A "Take Under" Is Still Possible
It remains quite possible that a deal could get done at less than $9 per share. A well financed bidder could present the BBRY Board and ultimately the BBRY shareholders with a firm, no subjects, all-cash bid of something less than $9, perhaps $8, given the current market and have it accepted, based not upon price but upon certainty of closing.
The BlackBerry Board Has Done A Disservice to Its Shareholders
It is my belief that the BBRY Board of Directors did its shareholders a great disservice by backing the tenuous Fairfax bid. By accepting their bid with only 10% of the money in place they have opened the door for other bidders to become the financier and partner for Fairfax as opposed to a competing bidder. Their strategy of using an unfinanced bid as a floor has back-fired and become a ceiling, making it highly improbable for any topping bid to be received.

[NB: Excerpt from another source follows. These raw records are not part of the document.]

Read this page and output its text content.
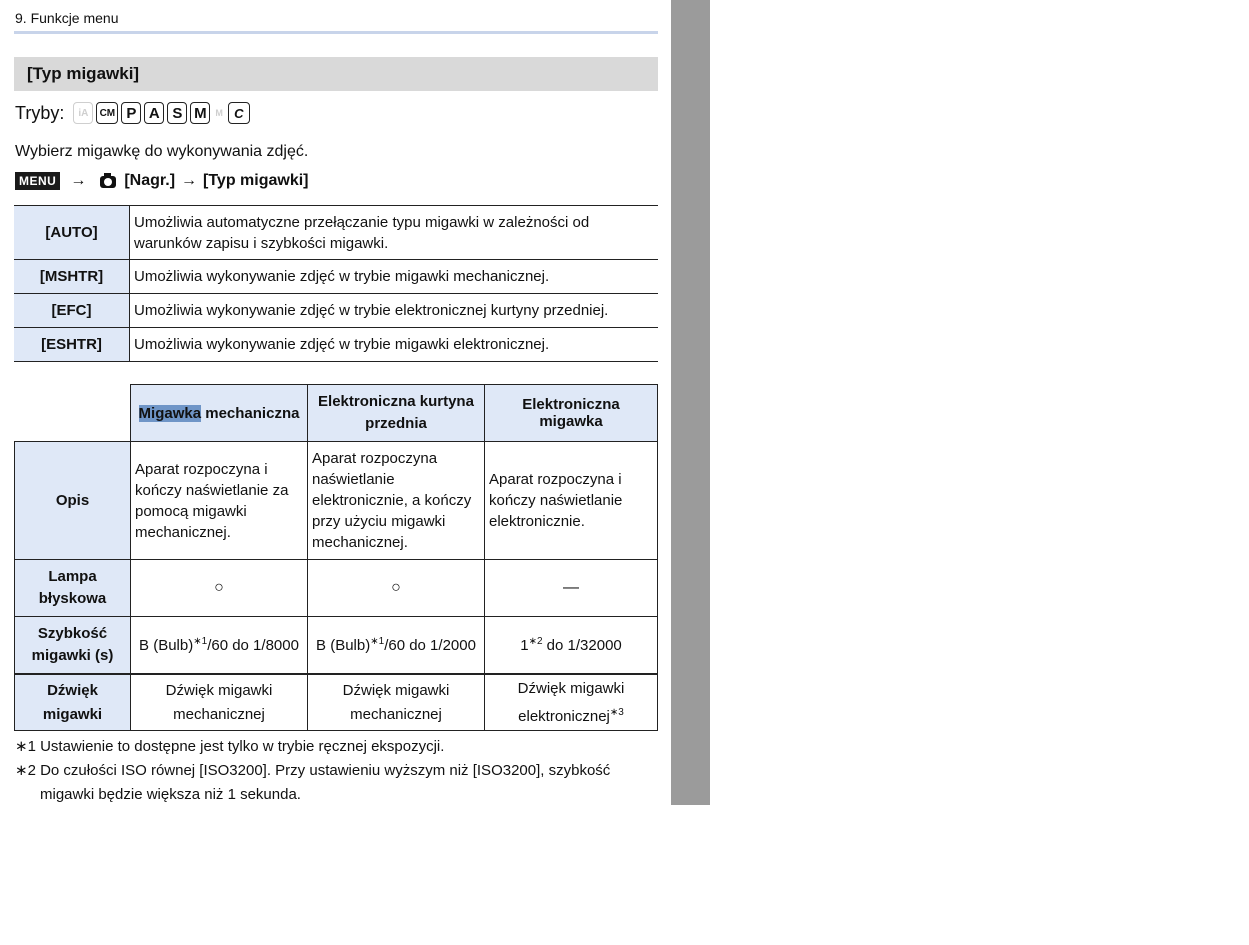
9. Funkcje menu
[Typ migawki]
Tryby:	iA	CM P A S M M C
Wybierz migawkę do wykonywania zdjęć.
MENU → [Nagr.] → [Typ migawki]
[AUTO]	Umożliwia automatyczne przełączanie typu migawki w zależności od warunków zapisu i szybkości migawki.
[MSHTR]	Umożliwia wykonywanie zdjęć w trybie migawki mechanicznej.
[EFC]	Umożliwia wykonywanie zdjęć w trybie elektronicznej kurtyny przedniej.
[ESHTR]	Umożliwia wykonywanie zdjęć w trybie migawki elektronicznej.
	Migawka mechaniczna	Elektroniczna kurtyna przednia	Elektroniczna migawka
Opis	Aparat rozpoczyna i kończy naświetlanie za pomocą migawki mechanicznej.	Aparat rozpoczyna naświetlanie elektronicznie, a kończy przy użyciu migawki mechanicznej.	Aparat rozpoczyna i kończy naświetlanie elektronicznie.
Lampa błyskowa	○	○	—
Szybkość migawki (s)	B (Bulb)$^{∗1}$/60 do 1/8000	B (Bulb)$^{∗1}$/60 do 1/2000	$1^{∗2}$ do 1/32000
Dźwięk migawki	Dźwięk migawki mechanicznej	Dźwięk migawki mechanicznej	Dźwięk migawki elektronicznej$^{∗3}$
∗1 Ustawienie to dostępne jest tylko w trybie ręcznej ekspozycji.
∗2 Do czułości ISO równej [ISO3200]. Przy ustawieniu wyższym niż [ISO3200], szybkość migawki będzie większa niż 1 sekunda.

The Board's timing of accepting the Fairfax bid could not have been worse. Only days before, BBRY came out with pre-announced Q2 earnings that can only be described as a disaster. Massive inventory write downs were taken. 40% of the workforce was slated to be terminated. BBRY was at its very weakest, a terrible time to accept a bid. Much of the analyst community had done a sum-of-the-parts valuation of BBRY and while the range was wide, $17 per share seems close to the median. That is a long way off from $9. (Incidentally, $17 is also Fairfax' average cost.) Would the BBRY Board have better served its shareholders by waiting to demonstrate any positive effect of their enormous layoff before accepting a bid? Or to see if any of that inventory stuck in the channel could be sold off at a discount, thereby reducing the write-down and adding back income in subsequent quarters? It is easy to second guess from the sidelines, but it seems to me the Board could not have picked a worse time to accept a low-priced bid with subjects. In doing so, I believe they have virtually assured their shareholders will get no better than $9 per share.